Being wrong is a “hard pill to swallow” for anyone, but especially for men. This is not the time to try and fix or correct him. Men are usually aware when they are wrong. Give him time to work it out. It is particularly unhelpful when wives keep reminding them when they were wrong. Men can be much “harder on themselves” when they’re wrong and wives who “poke the bear” will rightfully get growled at.

“We don’t show affection as often as we should.”

“We are different than you. We know we should be more romantic, we know we can take you for granted at times. But know this, we really do love you and just because we don’t do all the little things you want doesn’t mean we don’t care.”

Marriages that strive to live out sacrificial love, image God’s unconditional love to the world. God made us different on purpose.
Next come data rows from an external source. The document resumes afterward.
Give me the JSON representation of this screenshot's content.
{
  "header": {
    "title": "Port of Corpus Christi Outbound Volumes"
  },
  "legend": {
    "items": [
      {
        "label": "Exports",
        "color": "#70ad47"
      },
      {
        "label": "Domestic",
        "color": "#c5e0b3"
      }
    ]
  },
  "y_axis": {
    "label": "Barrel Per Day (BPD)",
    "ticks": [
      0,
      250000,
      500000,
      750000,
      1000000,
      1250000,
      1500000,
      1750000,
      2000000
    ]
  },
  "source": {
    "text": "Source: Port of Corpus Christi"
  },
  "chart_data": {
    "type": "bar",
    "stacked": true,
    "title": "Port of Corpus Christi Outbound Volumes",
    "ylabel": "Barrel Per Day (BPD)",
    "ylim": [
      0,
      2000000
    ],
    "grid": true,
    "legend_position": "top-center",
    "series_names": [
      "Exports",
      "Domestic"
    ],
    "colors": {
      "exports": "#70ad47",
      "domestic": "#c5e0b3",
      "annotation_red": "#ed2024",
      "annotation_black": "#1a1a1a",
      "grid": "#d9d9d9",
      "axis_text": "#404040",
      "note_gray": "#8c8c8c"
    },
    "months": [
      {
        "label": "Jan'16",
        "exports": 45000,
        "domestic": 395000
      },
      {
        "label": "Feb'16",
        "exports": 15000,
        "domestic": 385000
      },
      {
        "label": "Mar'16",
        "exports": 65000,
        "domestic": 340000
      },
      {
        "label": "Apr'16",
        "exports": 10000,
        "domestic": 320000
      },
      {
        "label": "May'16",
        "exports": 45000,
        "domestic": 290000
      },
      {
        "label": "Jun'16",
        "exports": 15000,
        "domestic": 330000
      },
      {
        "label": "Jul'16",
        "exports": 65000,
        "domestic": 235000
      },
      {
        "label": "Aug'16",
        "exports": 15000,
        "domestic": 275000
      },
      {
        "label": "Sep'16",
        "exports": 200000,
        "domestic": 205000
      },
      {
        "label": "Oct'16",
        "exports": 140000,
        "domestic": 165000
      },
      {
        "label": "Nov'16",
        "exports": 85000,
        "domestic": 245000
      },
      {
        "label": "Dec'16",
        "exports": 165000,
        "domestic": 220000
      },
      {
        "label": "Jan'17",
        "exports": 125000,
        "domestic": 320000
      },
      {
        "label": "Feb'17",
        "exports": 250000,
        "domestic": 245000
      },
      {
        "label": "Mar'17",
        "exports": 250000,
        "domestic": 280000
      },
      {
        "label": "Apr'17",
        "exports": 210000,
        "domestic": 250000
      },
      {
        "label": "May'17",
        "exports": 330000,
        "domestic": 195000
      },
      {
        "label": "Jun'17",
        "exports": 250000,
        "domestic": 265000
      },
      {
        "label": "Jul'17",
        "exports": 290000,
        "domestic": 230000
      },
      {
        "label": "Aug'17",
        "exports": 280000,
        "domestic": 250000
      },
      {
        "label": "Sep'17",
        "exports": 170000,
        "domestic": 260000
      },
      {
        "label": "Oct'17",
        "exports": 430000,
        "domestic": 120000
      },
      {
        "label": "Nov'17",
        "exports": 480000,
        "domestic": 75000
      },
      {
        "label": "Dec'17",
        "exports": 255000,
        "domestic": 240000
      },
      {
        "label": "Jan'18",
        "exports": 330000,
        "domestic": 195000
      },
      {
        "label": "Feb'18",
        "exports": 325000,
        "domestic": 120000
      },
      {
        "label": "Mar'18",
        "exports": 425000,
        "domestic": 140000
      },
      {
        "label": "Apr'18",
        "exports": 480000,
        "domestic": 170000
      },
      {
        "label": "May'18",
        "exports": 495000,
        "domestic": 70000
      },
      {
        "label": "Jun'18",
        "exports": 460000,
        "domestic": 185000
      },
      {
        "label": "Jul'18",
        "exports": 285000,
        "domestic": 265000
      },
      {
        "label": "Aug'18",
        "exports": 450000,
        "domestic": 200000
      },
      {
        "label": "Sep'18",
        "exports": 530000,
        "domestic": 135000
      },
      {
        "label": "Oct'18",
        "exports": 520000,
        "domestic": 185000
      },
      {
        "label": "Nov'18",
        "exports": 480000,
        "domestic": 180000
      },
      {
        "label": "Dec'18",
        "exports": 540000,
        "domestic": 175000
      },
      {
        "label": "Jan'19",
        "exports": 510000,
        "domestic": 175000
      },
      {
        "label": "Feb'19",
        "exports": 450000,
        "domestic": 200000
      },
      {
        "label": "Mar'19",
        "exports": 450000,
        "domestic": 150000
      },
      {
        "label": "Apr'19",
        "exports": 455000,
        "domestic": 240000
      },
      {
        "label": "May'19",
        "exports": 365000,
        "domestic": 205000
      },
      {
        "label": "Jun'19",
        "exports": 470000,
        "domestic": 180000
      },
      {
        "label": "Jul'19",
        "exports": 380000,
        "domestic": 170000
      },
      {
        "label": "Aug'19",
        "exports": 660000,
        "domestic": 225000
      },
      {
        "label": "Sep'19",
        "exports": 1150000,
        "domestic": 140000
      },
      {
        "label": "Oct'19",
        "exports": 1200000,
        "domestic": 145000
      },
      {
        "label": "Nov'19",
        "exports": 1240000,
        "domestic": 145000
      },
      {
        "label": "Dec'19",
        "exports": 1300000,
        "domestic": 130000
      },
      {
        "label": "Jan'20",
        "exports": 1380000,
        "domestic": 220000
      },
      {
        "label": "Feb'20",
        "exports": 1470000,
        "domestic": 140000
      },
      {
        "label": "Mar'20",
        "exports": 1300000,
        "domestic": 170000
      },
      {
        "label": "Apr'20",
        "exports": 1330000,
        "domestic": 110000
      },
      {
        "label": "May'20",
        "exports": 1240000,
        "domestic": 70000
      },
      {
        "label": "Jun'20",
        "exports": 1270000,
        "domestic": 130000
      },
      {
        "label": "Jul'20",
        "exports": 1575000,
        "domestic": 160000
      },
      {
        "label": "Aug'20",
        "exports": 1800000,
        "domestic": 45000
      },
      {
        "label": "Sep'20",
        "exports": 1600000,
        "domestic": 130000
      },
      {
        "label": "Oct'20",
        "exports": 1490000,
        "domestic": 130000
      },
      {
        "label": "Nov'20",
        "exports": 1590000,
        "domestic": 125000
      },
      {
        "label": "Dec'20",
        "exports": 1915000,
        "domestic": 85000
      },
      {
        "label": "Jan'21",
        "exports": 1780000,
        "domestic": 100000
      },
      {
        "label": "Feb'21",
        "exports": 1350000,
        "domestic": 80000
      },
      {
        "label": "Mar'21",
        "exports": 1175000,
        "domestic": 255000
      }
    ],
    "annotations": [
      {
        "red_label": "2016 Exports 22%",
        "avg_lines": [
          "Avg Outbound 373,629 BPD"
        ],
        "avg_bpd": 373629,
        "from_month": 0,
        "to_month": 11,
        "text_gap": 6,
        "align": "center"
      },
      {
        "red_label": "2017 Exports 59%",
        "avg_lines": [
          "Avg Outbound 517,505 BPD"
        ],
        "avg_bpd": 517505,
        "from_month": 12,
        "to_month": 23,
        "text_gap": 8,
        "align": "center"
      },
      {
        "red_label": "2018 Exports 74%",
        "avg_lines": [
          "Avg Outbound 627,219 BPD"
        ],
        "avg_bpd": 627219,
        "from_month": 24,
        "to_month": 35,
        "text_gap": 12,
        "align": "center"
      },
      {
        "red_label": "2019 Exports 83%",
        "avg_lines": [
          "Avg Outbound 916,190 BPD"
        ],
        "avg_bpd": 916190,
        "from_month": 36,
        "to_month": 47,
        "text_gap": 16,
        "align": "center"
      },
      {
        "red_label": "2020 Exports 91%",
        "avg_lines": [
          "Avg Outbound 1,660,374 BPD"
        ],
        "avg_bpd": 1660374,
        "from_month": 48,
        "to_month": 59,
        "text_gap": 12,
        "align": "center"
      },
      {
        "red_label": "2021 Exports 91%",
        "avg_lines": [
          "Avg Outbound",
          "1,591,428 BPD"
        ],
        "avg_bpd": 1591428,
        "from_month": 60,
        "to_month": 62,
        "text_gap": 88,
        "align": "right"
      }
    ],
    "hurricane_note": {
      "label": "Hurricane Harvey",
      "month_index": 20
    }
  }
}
There is a complementarity to the male/female relationship when understood and properly lived out. St. John Paul reminds us in Love and Responsibility,

Love is never something ready made, something merely ‘given’ to man and woman, it is always at the same time a ‘task’ which they are set. Love should be seen as something which in a sense never ‘is’ but is always only ‘becoming’, and what it becomes depends upon the contribution of both persons and the depth of their commitment.

Marriage is lifelong because it takes us a lifetime to learn to die to self and serve the other. It is sacrificial, because love seeks to do what is best for the other first, and to subordinate self.

When we as spouses take the time to really love one another, to constantly pour our self out in a gift to the other, we grow in virtue, and beautiful things start to happen in our marriage. Grace flows from the Sacrament, and we begin to transform and do what used to seem impossible. Not taking our spouse for granted or thinking we have them all figured out, denies them the opportunity to continue “becoming.”

May God abundantly bless us in our efforts to live this love out in our marriages.